Scope creep remains the bane of any technology project manager. Once the requirements of a project are defined and the actual work begins, any changes to the specifications come at a great cost.
In fact, the growth and continued popularity of the Agile methodology is partially due to combating scope creep on IT projects. What follows are a few insights and ideas on how to best limit scope creep on a project, especially those using an older methodology, like the Waterfall. When the ultimate goal is happy clients and business stakeholders, these tips definitely need to be considered.
Transparent Communication is Essential When Defining Requirements
Of course, communication is important throughout any technology project, but it is especially important when requirements and specifications are being defined. Ensure all business stakeholders fully understand the decisions made on whether or not to include a certain feature. When getting their sign-off, emphasize that any changes to the specs from this point forward come at a great cost in dollars and/or time.

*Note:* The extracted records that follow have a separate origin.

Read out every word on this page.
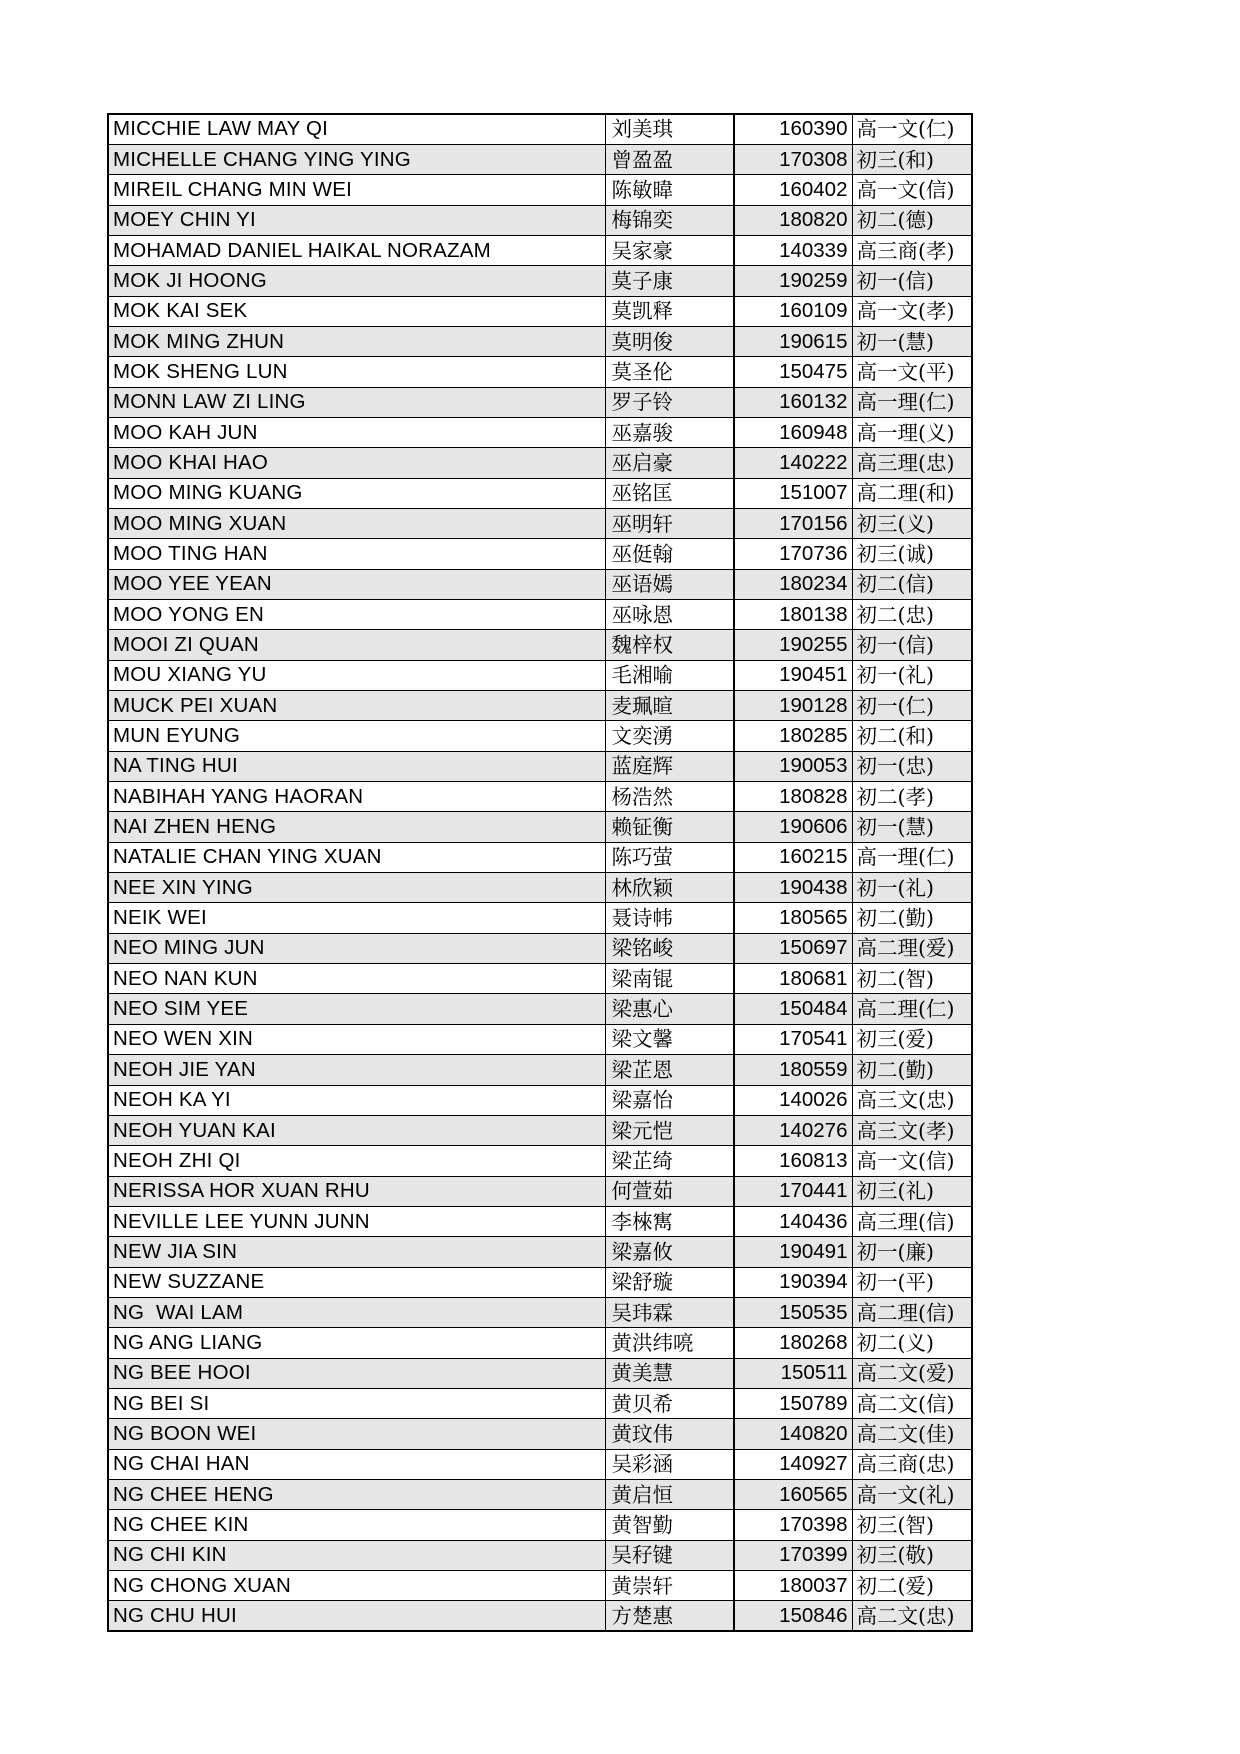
MICCHIE LAW MAY QI	刘美琪	160390	高一文(仁)
MICHELLE CHANG YING YING	曾盈盈	170308	初三(和)
MIREIL CHANG MIN WEI	陈敏暐	160402	高一文(信)
MOEY CHIN YI	梅锦奕	180820	初二(德)
MOHAMAD DANIEL HAIKAL NORAZAM	吴家豪	140339	高三商(孝)
MOK JI HOONG	莫子康	190259	初一(信)
MOK KAI SEK	莫凯释	160109	高一文(孝)
MOK MING ZHUN	莫明俊	190615	初一(慧)
MOK SHENG LUN	莫圣伦	150475	高一文(平)
MONN LAW ZI LING	罗子铃	160132	高一理(仁)
MOO KAH JUN	巫嘉骏	160948	高一理(义)
MOO KHAI HAO	巫启豪	140222	高三理(忠)
MOO MING KUANG	巫铭匡	151007	高二理(和)
MOO MING XUAN	巫明轩	170156	初三(义)
MOO TING HAN	巫侹翰	170736	初三(诚)
MOO YEE YEAN	巫语嫣	180234	初二(信)
MOO YONG EN	巫咏恩	180138	初二(忠)
MOOI ZI QUAN	魏梓权	190255	初一(信)
MOU XIANG YU	毛湘喻	190451	初一(礼)
MUCK PEI XUAN	麦珮暄	190128	初一(仁)
MUN EYUNG	文奕湧	180285	初二(和)
NA TING HUI	蓝庭辉	190053	初一(忠)
NABIHAH YANG HAORAN	杨浩然	180828	初二(孝)
NAI ZHEN HENG	赖钲衡	190606	初一(慧)
NATALIE CHAN YING XUAN	陈巧萤	160215	高一理(仁)
NEE XIN YING	林欣颖	190438	初一(礼)
NEIK WEI	聂诗帏	180565	初二(勤)
NEO MING JUN	梁铭峻	150697	高二理(爱)
NEO NAN KUN	梁南锟	180681	初二(智)
NEO SIM YEE	梁惠心	150484	高二理(仁)
NEO WEN XIN	梁文馨	170541	初三(爱)
NEOH JIE YAN	梁芷恩	180559	初二(勤)
NEOH KA YI	梁嘉怡	140026	高三文(忠)
NEOH YUAN KAI	梁元恺	140276	高三文(孝)
NEOH ZHI QI	梁芷绮	160813	高一文(信)
NERISSA HOR XUAN RHU	何萱茹	170441	初三(礼)
NEVILLE LEE YUNN JUNN	李棶寯	140436	高三理(信)
NEW JIA SIN	梁嘉攸	190491	初一(廉)
NEW SUZZANE	梁舒璇	190394	初一(平)
NG  WAI LAM	吴玮霖	150535	高二理(信)
NG ANG LIANG	黄洪纬喨	180268	初二(义)
NG BEE HOOI	黄美慧	150511	高二文(爱)
NG BEI SI	黄贝希	150789	高二文(信)
NG BOON WEI	黄玟伟	140820	高二文(佳)
NG CHAI HAN	吴彩涵	140927	高三商(忠)
NG CHEE HENG	黄启恒	160565	高一文(礼)
NG CHEE KIN	黄智勤	170398	初三(智)
NG CHI KIN	吴秄键	170399	初三(敬)
NG CHONG XUAN	黄崇轩	180037	初二(爱)
NG CHU HUI	方楚惠	150846	高二文(忠)
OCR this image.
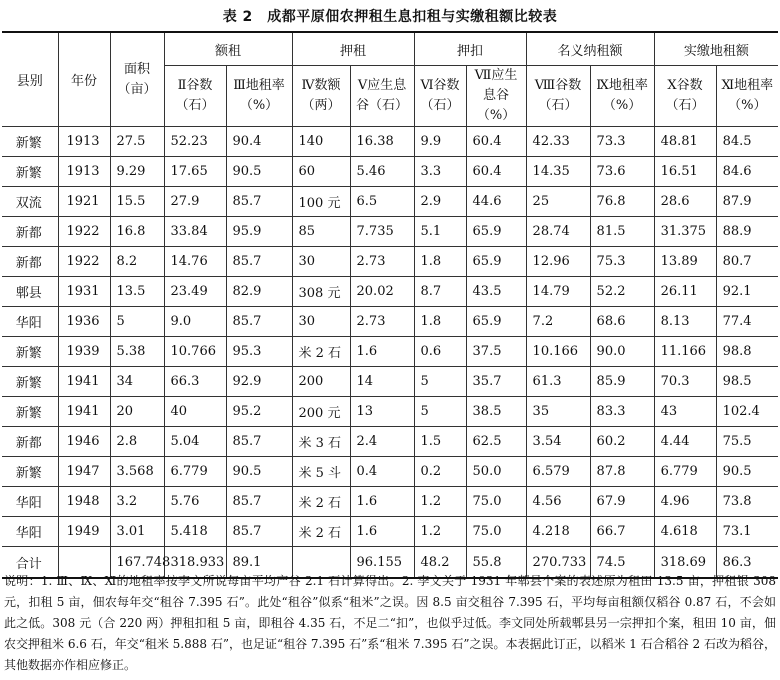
表 2　成都平原佃农押租生息扣租与实缴租额比较表
县别	年份	面积（亩）	额租		押租		押扣		名义纳租额		实缴地租额	
			Ⅱ谷数（石）	Ⅲ地租率（%）	Ⅳ数额（两）	Ⅴ应生息谷（石）	Ⅵ谷数（石）	Ⅶ应生息谷（%）	Ⅷ谷数（石）	Ⅸ地租率（%）	Ⅹ谷数（石）	Ⅺ地租率（%）
新繁	1913	27.5	52.23	90.4	140	16.38	9.9	60.4	42.33	73.3	48.81	84.5
新繁	1913	9.29	17.65	90.5	60	5.46	3.3	60.4	14.35	73.6	16.51	84.6
双流	1921	15.5	27.9	85.7	100 元	6.5	2.9	44.6	25	76.8	28.6	87.9
新都	1922	16.8	33.84	95.9	85	7.735	5.1	65.9	28.74	81.5	31.375	88.9
新都	1922	8.2	14.76	85.7	30	2.73	1.8	65.9	12.96	75.3	13.89	80.7
郫县	1931	13.5	23.49	82.9	308 元	20.02	8.7	43.5	14.79	52.2	26.11	92.1
华阳	1936	5	9.0	85.7	30	2.73	1.8	65.9	7.2	68.6	8.13	77.4
新繁	1939	5.38	10.766	95.3	米 2 石	1.6	0.6	37.5	10.166	90.0	11.166	98.8
新繁	1941	34	66.3	92.9	200	14	5	35.7	61.3	85.9	70.3	98.5
新繁	1941	20	40	95.2	200 元	13	5	38.5	35	83.3	43	102.4
新都	1946	2.8	5.04	85.7	米 3 石	2.4	1.5	62.5	3.54	60.2	4.44	75.5
新繁	1947	3.568	6.779	90.5	米 5 斗	0.4	0.2	50.0	6.579	87.8	6.779	90.5
华阳	1948	3.2	5.76	85.7	米 2 石	1.6	1.2	75.0	4.56	67.9	4.96	73.8
华阳	1949	3.01	5.418	85.7	米 2 石	1.6	1.2	75.0	4.218	66.7	4.618	73.1
合计		167.748	318.933	89.1		96.155	48.2	55.8	270.733	74.5	318.69	86.3
说明：1. Ⅲ、Ⅸ、Ⅺ的地租率按李文所说每亩平均产谷 2.1 石计算得出。2. 李文关于 1931 年郫县个案的表述原为租田 13.5 亩，押租银 308 元，扣租 5 亩，佃农每年交“租谷 7.395 石”。此处“租谷”似系“租米”之误。因 8.5 亩交租谷 7.395 石，平均每亩租额仅稻谷 0.87 石，不会如此之低。308 元（合 220 两）押租扣租 5 亩，即租谷 4.35 石，不足二“扣”，也似乎过低。李文同处所载郫县另一宗押扣个案，租田 10 亩，佃农交押租米 6.6 石，年交“租米 5.888 石”，也足证“租谷 7.395 石”系“租米 7.395 石”之误。本表据此订正，以稻米 1 石合稻谷 2 石改为稻谷，其他数据亦作相应修正。
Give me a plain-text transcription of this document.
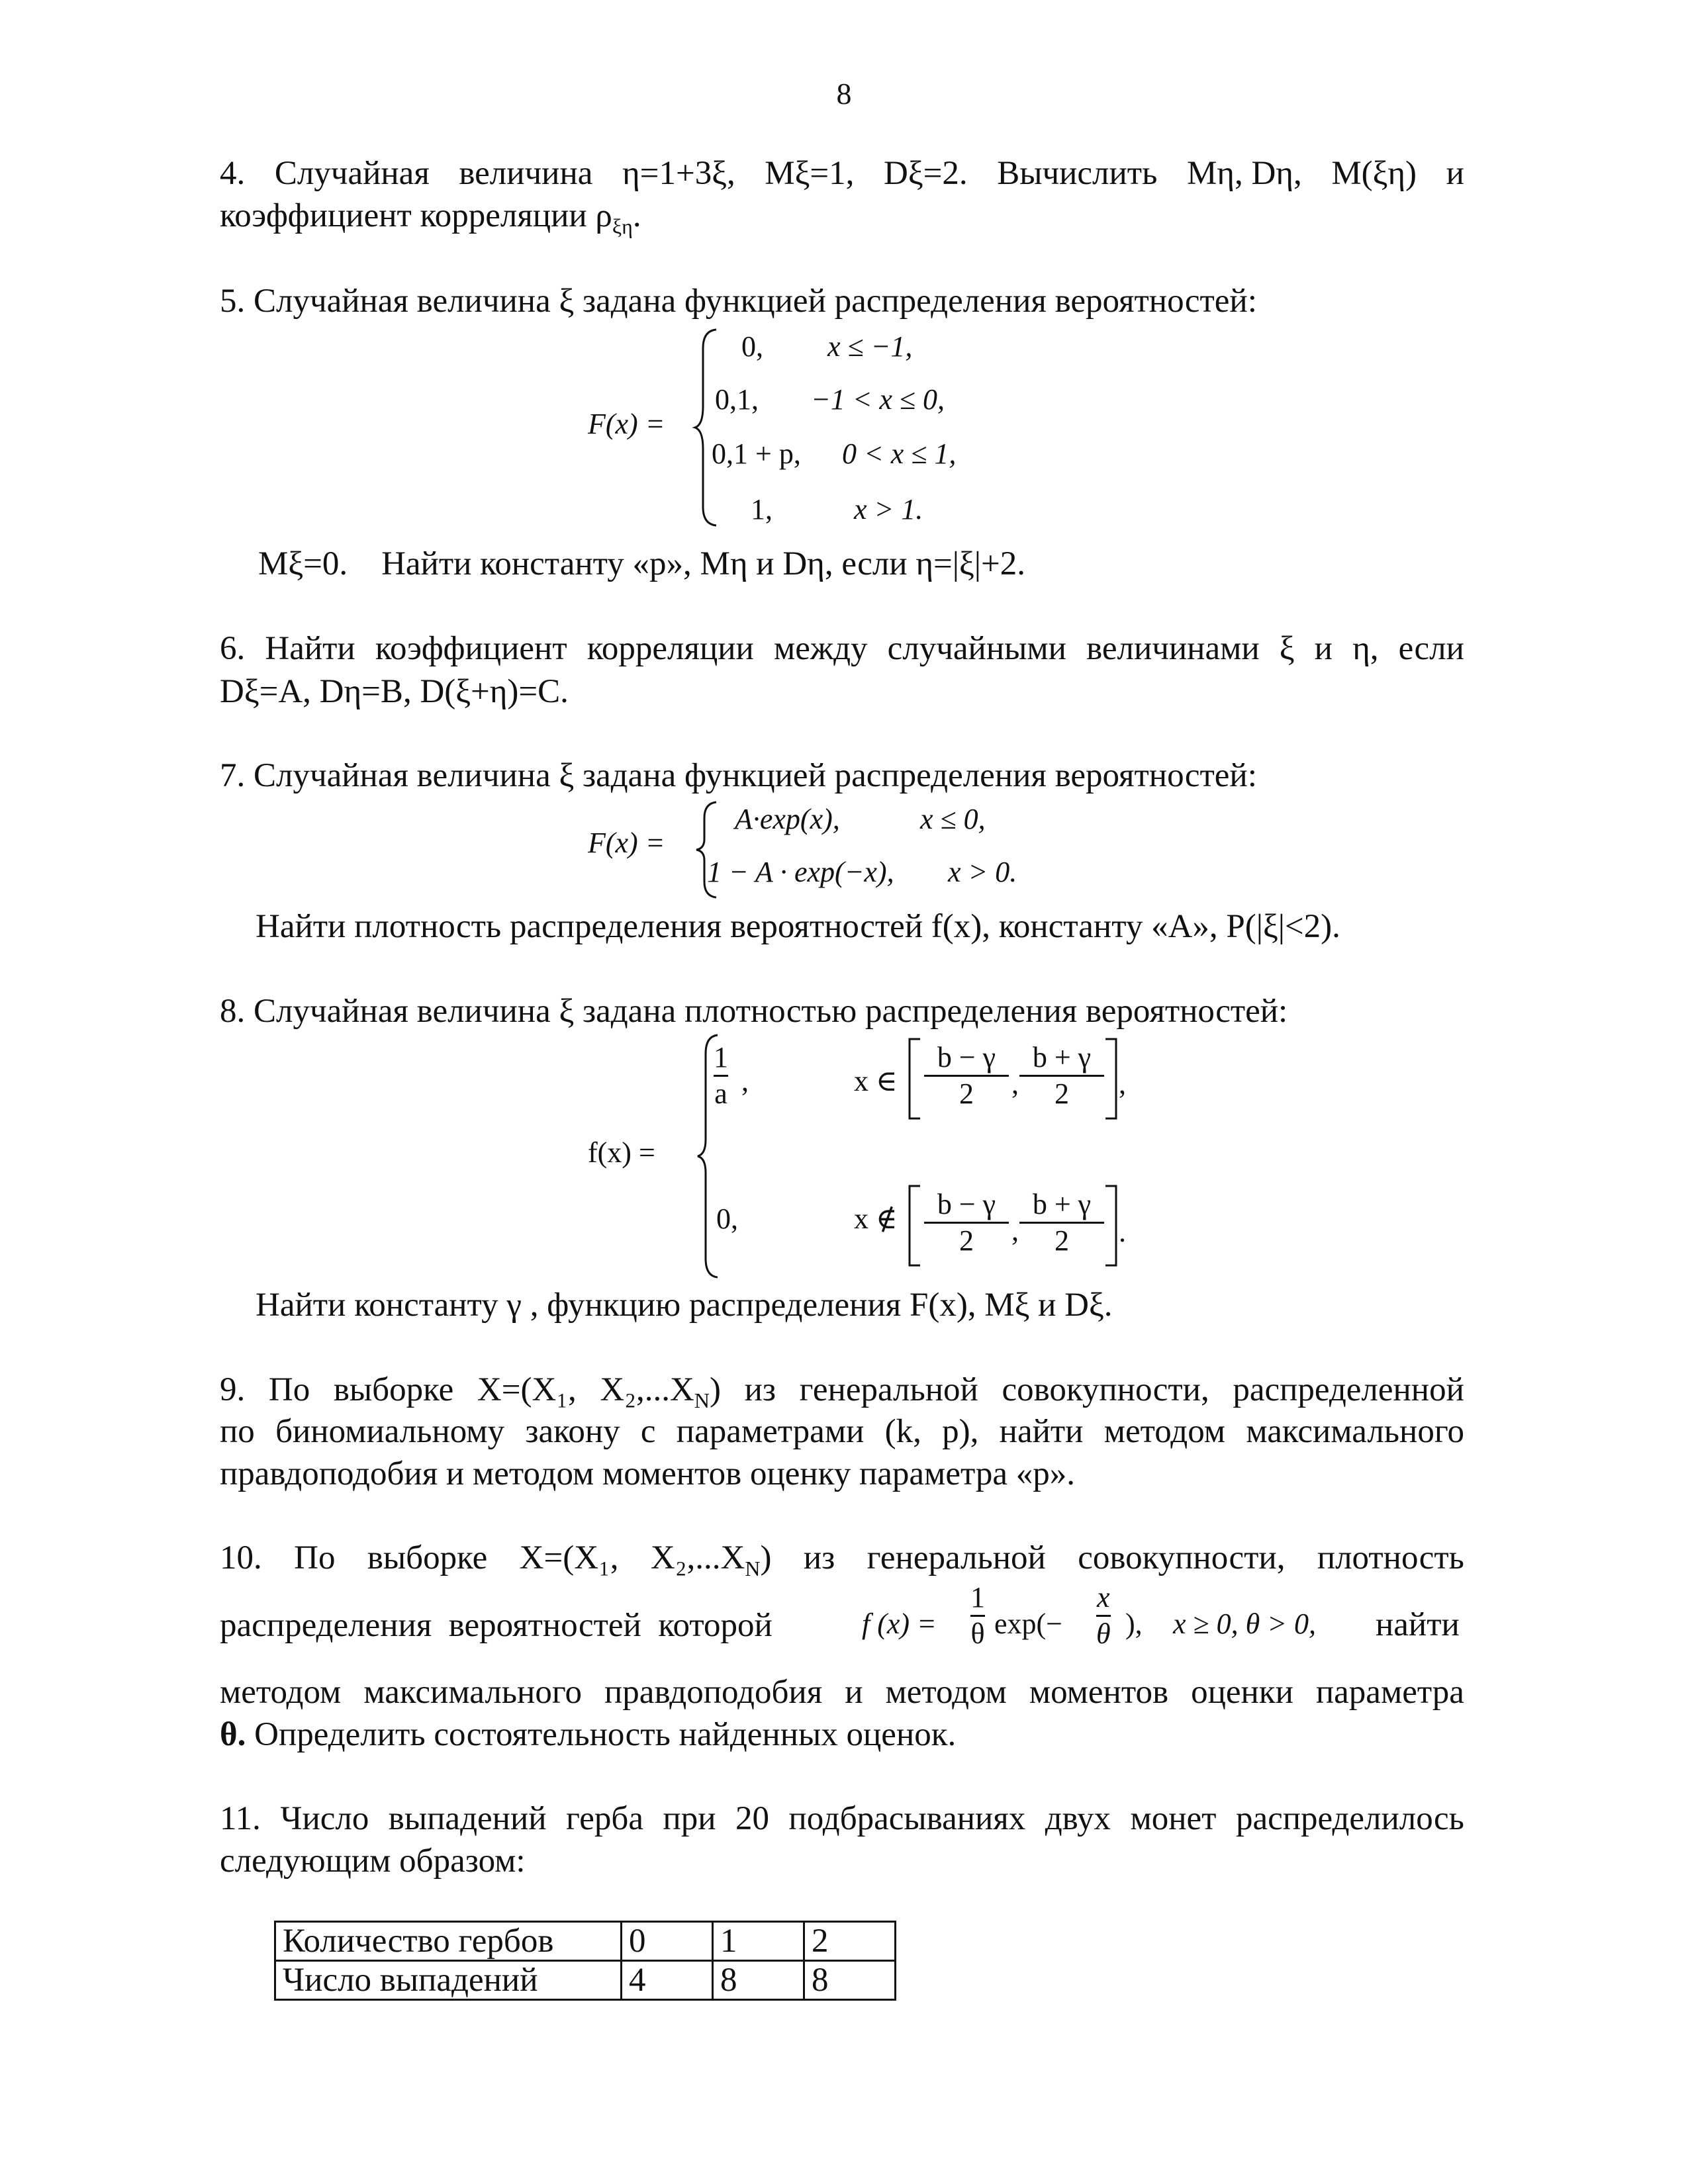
8
4. Случайная величина η=1+3ξ, Mξ=1, Dξ=2. Вычислить Mη, Dη, M(ξη) и
коэффициент корреляции $\rho_{\xi\eta}$.
5. Случайная величина ξ задана функцией распределения вероятностей:
F(x) =
0, x ≤ −1,
0,1, −1 < x ≤ 0,
0,1 + p, 0 < x ≤ 1,
1,	x > 1.
Mξ=0.    Найти константу «p», Mη и Dη, если η=|ξ|+2.
6. Найти коэффициент корреляции между случайными величинами ξ и η, если
Dξ=A, Dη=B, D(ξ+η)=C.
7. Случайная величина ξ задана функцией распределения вероятностей:
F(x) =
A·exp(x),	x ≤ 0,
1 − A · exp(−x), x > 0.
Найти плотность распределения вероятностей f(x), константу «A», P(|ξ|<2).
8. Случайная величина ξ задана плотностью распределения вероятностей:
f(x) =
1
a ,	x ∈
b − γ
2 ,
b + γ
2 ,
0,	x ∉ b − γ
2 ,
b + γ
2 .
Найти константу γ , функцию распределения F(x), Mξ и Dξ.
9. По выборке X=(X₁, $X_2,...X_N$) из генеральной совокупности, распределенной
по биномиальному закону с параметрами (k, p), найти методом максимального
правдоподобия и методом моментов оценку параметра «p».
10. По выборке X=(X₁, $X_2,...X_N$) из генеральной совокупности, плотность
распределения  вероятностей  которой	f (x) =
1
θ exp(−
x
θ ), x ≥ 0, θ > 0, найти
методом максимального правдоподобия и методом моментов оценки параметра
θ. Определить состоятельность найденных оценок.
11. Число выпадений герба при 20 подбрасываниях двух монет распределилось
следующим образом:
Количество гербов	0	1	2
Число выпадений	4	8	8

Keep the Communication Channels Open Throughout the Project
Once again, importance of open communication cannot be overstated when combating scope creep on an IT project. The project manager needs to facilitate this process, ensuring they get timely updates from the project team and subsequently informing the client. At the same time, the PM ensures any materials or information needed by the team from the stakeholders are received in a timely manner. Note that this sharply-defined level of communication is a natural part of an Agile project.
A Well-Defined Change Request Process is a Must
However, despite any efforts to limit it, changes to the specifications are still an unfortunate reality on many IT projects. Because of this possibility, it’s important to have a well-defined process around change requests. Following a similar procedure as when formulating the original requirements and specifications is the right approach.
All change requests need to require sign-off from the client, which also includes any changes to the schedule, delivery date, and final cost of the project. Yet again, open communication is essential.
Managing Expectations Remains Vital
The project manager remains the point person in limiting any adverse effects of scope creep. Change on an IT project is a reality. Ultimately, managing the expectations of the client helps ensure a copacetic outcome for all.